Cela fait trois jours qu’il porte le même t-shirt orange, sous une veste de jogging gris. Ses affaires personnelles ne l’ont pas suivi lors de son transfert à la prison de Perpignan pour le procès. Mutique, le visage et les yeux baissés la plupart du temps, Jacques Rançon est bien loin de l’image de croque-mitaine que l’on pouvait s’en faire. Les premiers témoins ont raconté son "enfance misérable". Mais sa première compagne, entendue mercredi, a commencé à dresser un autre portrait de l’accusé. 

Ce qu'il a fait est ignoble

Carole est une grande femme brune aux cheveux longs et frisés. Elle a vécu six ans avec Jacques Rançon, entre 86 et 91. À la barre, elle frissonne de colère, ses gestes envahissent la cour d’assises. "Je suis partie par rapport à la violence, pour mon enfant", dit elle, "qu’il me batte moi toute seule, je m’en fous." Son témoignage est difficile, chaotique. Les coups commencent, comprend-on, quand elle est enceinte : coups de poing dans le ventre, le visage, une fois, "il a failli me passer par la fenêtre". Les coups partent pour des raisons futiles : parce que le repas n’est pas prêt, ou qu’il est froid. "Des fois il m’appelait comme ça, en claquant des doigts, et j’arrivais."

Elle n’a jamais porté plainte, a fini par partir, malgré ses menaces de mort. Leur fils avait alors quatre ans. 

Carole a du mal à décrire ce qu’elle a subi. Alors elle s’emporte, parle des victimes, ces si jolies jeunes filles, désigne le box : "ce qu’il a fait, c’est ignoble, y a même pas de mots."

Un avocat des familles lui fait remarquer que les victimes, Moktaria Chaïb et Marie-Hélène Gonzalez, toutes deux brunes aux cheveux longs, lui ressemblaient. 

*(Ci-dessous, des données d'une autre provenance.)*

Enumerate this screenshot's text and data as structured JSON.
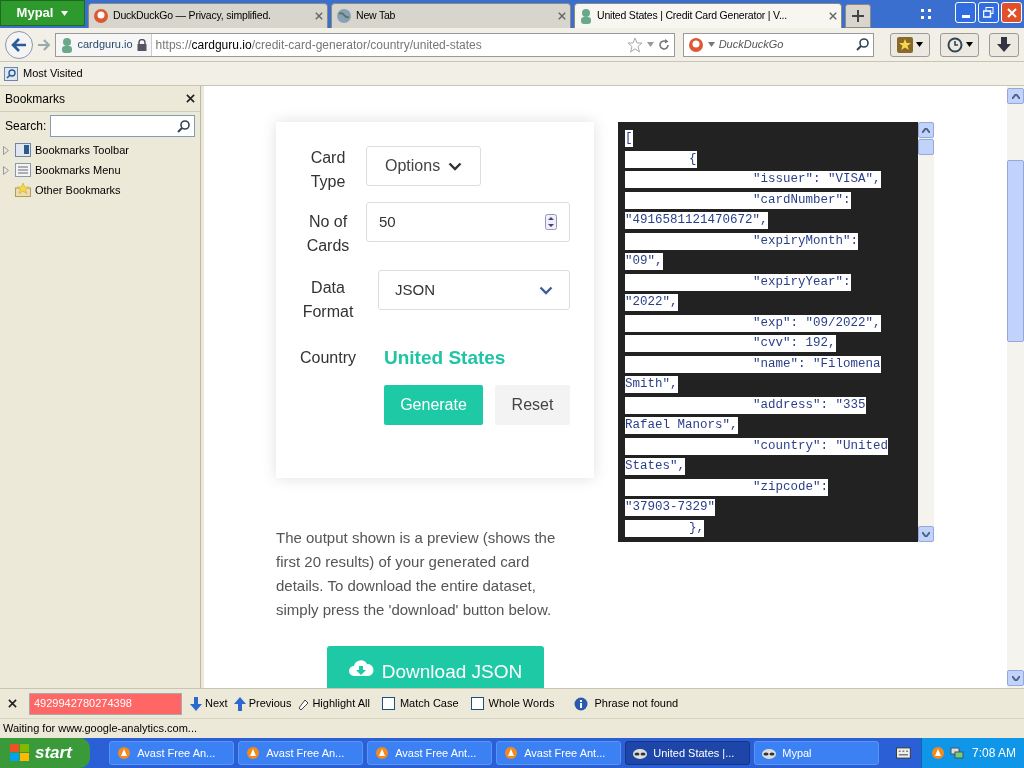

"Tout le monde me le dit", réplique-t-elle, secouée. "Vous pensez qu’il a fait aux autres ce qu’il n’a pas réussi à vous faire à vous ?" Carole est en larmes. "Avez-vous peur quand il sortira de prison ?" relance l’avocat. "Ils vont le relâcher ?" s’écrie t elle, paniquée. "Il a toujours réussi à me retrouver. Là, je suis à l’abri parce qu’il est derrière les barreaux."

Interrogé, Jacques Rançon n’a qu’une phrase pour la mère de son fils : "Tout est mensonge, parce qu’elle a de la haine contre moi"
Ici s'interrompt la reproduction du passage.